When an individual or business is unable to make payment to creditors to pay off their debts, they can file for bankruptcy protection under the bankruptcy laws of the United States.

For an individual, bankruptcy protection may involve either a cancellation of most debts, along with the selling off of some of their assets, or a structured plan to pay down the debts that are owed.

For a business, bankruptcy protection may either provide complete or partial relief of debts and contracts, assuming the business will remain in operation, or the business may cease operation and sell off its assets to pay debts.

There are two types of bankruptcy protection commonly used by individuals: Chapter Seven, and Chapter 13, where “chapter” refers to the chapter of the bankruptcy code that describes each one. In Chapter Seven, also called a “straight bankruptcy” or “liquidation”, a trustee is appointed to control the individual’s assets. The trustee then liquidates, or sells the assets, then gives the money to creditors in order to pay off debts, to the extent that this is possible. However, the individual is allowed to keep some personal property, depending on the laws of the state in which they live.

Chapter 13, also called wage-earner bankruptcy, allows the individual to propose a plan to repay their debts interest-free over a three to five-year period, although the individual’s payment plan is subject to court approval. While in Chapter 13, an individual is protected from creditors collecting on debt or seizing assets to pay debts.  Creditors are required to abide by the terms of the approved payment plan. Both types of personal bankruptcy make it very difficult for the individual to obtain credit for a period of seven to ten years after seeking bankruptcy protection.

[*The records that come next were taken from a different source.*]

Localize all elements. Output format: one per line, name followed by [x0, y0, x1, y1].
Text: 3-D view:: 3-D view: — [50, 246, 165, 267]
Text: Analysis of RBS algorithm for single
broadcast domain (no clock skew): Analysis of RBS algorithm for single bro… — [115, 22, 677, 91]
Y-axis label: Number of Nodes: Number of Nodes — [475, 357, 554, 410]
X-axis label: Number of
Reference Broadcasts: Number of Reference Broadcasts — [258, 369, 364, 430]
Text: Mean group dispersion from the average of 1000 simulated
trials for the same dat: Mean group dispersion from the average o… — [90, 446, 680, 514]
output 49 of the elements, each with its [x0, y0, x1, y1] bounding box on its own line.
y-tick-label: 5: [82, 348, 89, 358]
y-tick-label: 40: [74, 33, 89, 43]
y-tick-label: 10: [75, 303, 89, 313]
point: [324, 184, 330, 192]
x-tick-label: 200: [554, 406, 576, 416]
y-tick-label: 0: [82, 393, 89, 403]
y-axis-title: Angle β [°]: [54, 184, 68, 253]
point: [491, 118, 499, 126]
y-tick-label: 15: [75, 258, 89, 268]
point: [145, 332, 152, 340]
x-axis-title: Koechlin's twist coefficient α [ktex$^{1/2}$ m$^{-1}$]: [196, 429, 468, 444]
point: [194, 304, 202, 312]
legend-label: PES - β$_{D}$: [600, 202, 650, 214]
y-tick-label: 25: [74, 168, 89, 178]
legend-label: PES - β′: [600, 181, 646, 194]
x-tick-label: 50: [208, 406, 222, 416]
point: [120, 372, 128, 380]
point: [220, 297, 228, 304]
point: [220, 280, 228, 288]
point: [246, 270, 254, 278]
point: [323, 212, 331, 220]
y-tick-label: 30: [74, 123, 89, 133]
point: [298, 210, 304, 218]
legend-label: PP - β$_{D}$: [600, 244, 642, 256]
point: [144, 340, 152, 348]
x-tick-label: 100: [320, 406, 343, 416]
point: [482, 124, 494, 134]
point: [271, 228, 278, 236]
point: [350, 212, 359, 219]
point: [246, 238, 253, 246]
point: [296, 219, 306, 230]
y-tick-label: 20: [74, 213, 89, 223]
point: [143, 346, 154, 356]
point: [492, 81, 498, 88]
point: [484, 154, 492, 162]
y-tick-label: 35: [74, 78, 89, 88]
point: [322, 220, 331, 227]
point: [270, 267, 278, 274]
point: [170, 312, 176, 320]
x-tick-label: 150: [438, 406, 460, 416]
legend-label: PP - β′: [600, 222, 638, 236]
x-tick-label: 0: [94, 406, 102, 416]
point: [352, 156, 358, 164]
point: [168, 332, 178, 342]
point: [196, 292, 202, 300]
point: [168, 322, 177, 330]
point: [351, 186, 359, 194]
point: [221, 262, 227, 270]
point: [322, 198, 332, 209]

Businesses may also seek bankruptcy protection under Chapter Seven, but also under Chapter 11, which consists of a reorganization, rather than a liquidation of assets. It may take anywhere from months or years for a business to emerge from this type of bankruptcy.

As in Chapter 13, a business in Chapter 11 may propose a repayment plan for its debts within a certain time frame, after which it is up to the creditors to come up with a plan. If the business has stock that is traded on a public stock exchange, then the stock is no longer allowed to be traded publicly once bankruptcy protection is pursued. In some cases, this causes the value of the company’s stock to go to zero.

For businesses, and especially for individuals considering bankruptcy, it is highly advisable to retain the counsel of a bankruptcy attorney, due to the complexity of bankruptcy laws, which also vary slightly from state to state.